1. What is a Duct Burner and How Does it Utilize Turbine Exhaust?

A duct burner is strategically located in the transition ducting between the gas turbine and the HRSG to initiate secondary combustion by leveraging the residual oxygen in the turbine exhaust.

Although gas turbine exhaust gas enters the duct at high temperatures (typically around 500°C), it still contains a significant concentration of oxygen—ranging from 14% to 18%. This high oxygen content is a deliberate result of gas turbine design, where massive excess air is introduced to control primary combustion temperatures and protect the turbine blades. The duct burner capitalizes on this specific "residual oxygen" as its primary oxidant for secondary combustion.

HRSG Duct Burner

(HRSG Duct Burner)

2. What is the Internal Configuration and Flame Stabilization Mechanism of a Duct Burner?

The internal architecture of a duct burner relies on fuel nozzles and specialized flame stabilizers (bluff-body stabilizers) to sustain combustion within high-velocity gas streams.
The structural configuration consists of two primary engineering components:
  • Fuel Nozzles: These components precisely inject fuel (predominantly natural gas) into the high-velocity, high-temperature turbine exhaust stream, ensuring rapid and uniform fuel-gas mixing.

  • Flame Stabilizers: The core function of the stabilizer is to anchor the flame and prevent it from being extinguished by the high-velocity exhaust flow. It achieves this by generating a localized, low-velocity recirculation zone. This zone acts as a thermal shield or "safe haven," effectively securing the root of the flame and ensuring continuous, stable combustion.

3. How Does a Duct Burner Enhance HRSG Thermal Efficiency?

Upon ignition, secondary combustion rapidly elevates the flue gas temperature from approximately 500°C to a range of 700°C–1000°C, depending on the required steam parameters.

This elevated thermal energy then enters the HRSG. According to fundamental heat transfer principles, a wider temperature gradient between the flue gas and the internal water/steam tubes drastically accelerates the heat transfer rate.

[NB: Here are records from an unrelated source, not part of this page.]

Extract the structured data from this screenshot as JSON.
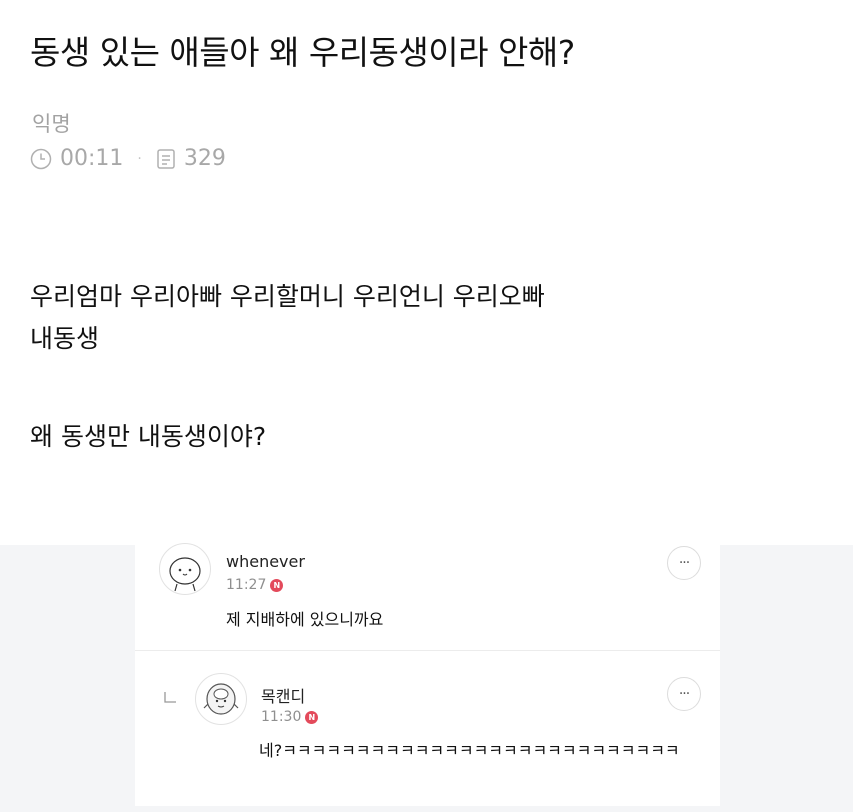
{
  "post": {
    "title": "동생 있는 애들아 왜 우리동생이라 안해?",
    "author": "익명",
    "time": "00:11",
    "views": "329",
    "paragraphs": [
      "우리엄마 우리아빠 우리할머니 우리언니 우리오빠",
      "내동생",
      "왜 동생만 내동생이야?"
    ]
  },
  "comments": [
    {
      "username": "whenever",
      "time": "11:27",
      "badge": "N",
      "text": "제 지배하에 있으니까요",
      "more": "···"
    },
    {
      "username": "목캔디",
      "time": "11:30",
      "badge": "N",
      "text": "네?ㅋㅋㅋㅋㅋㅋㅋㅋㅋㅋㅋㅋㅋㅋㅋㅋㅋㅋㅋㅋㅋㅋㅋㅋㅋㅋㅋ",
      "more": "···"
    }
  ],
  "icons": {
    "clock": "clock-icon",
    "views": "document-icon",
    "reply": "reply-arrow-icon",
    "avatar1": "character-avatar",
    "avatar2": "character-avatar"
  }
}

Consequently, the HRSG produces a significantly higher volume of high-parameter steam at a much faster rate, pushing the downstream steam turbine to its maximum output.

HRSG Duct Burner

HRSG Duct Burner

4. What is the Role of a Duct Burner in Thermal-Electrical Decoupling?

From a plant operations perspective, a duct burner allows independent regulation of fuel input, completely decoupled from the operational load of the gas turbine.

During power grid peak shaving, the gas turbine may be forced to drop its load due to decreased electrical demand. However, the duct burner can independently scale up its firing rate to maintain high steam production. This operational capability sustains a high output on the steam turbine side, achieving what industry engineers call "thermal-electrical decoupling" or "heat-match-power operation."


5. What Are the Critical Engineering Constraints of Duct Burner Operation?

Despite its operational flexibility, a duct burner system must operate within strict thresholds regarding oxygen concentration, emissions, and material limits.
  • Minimum Oxygen Threshold: The exhaust gas must maintain a sufficient oxygen concentration. If the oxygen level drops below 12%, combustion stability degrades sharply, which can result in incomplete combustion or heavy smoke emissions.

  • Emissions and NOx Mitigation: The elevated combustion temperatures inevitably accelerate the formation of thermal nitrogen oxides (NOx). To comply with environmental standards, the system must incorporate advanced staged combustion burners or be paired with a downstream SCR (Selective Catalytic Reduction) denitrification system.

  • Material Thermal Limits: Due to localized extreme temperatures within the transition duct, standard stainless steels cannot withstand the thermal stress. Components located within this high-temperature zone must be upgraded to specialized, high-nickel heat-resistant alloys.

HRSG Duct Burner Manufacturer

HRSG Duct Burner Manufacturer

Engineering Analogy

An unfired gas turbine exhaust stream behaves like a river of hot air—hot, but passive. A duct burner acts as an active thermal injection system along this river, adding fuel and fire to transform it into a high-energy thermal torrent before it feeds into the HRSG. Without a duct burner, a plant is limited to passively scavenging existing waste heat; with it, the plant gains the capability to actively generate high-grade thermal energy on demand.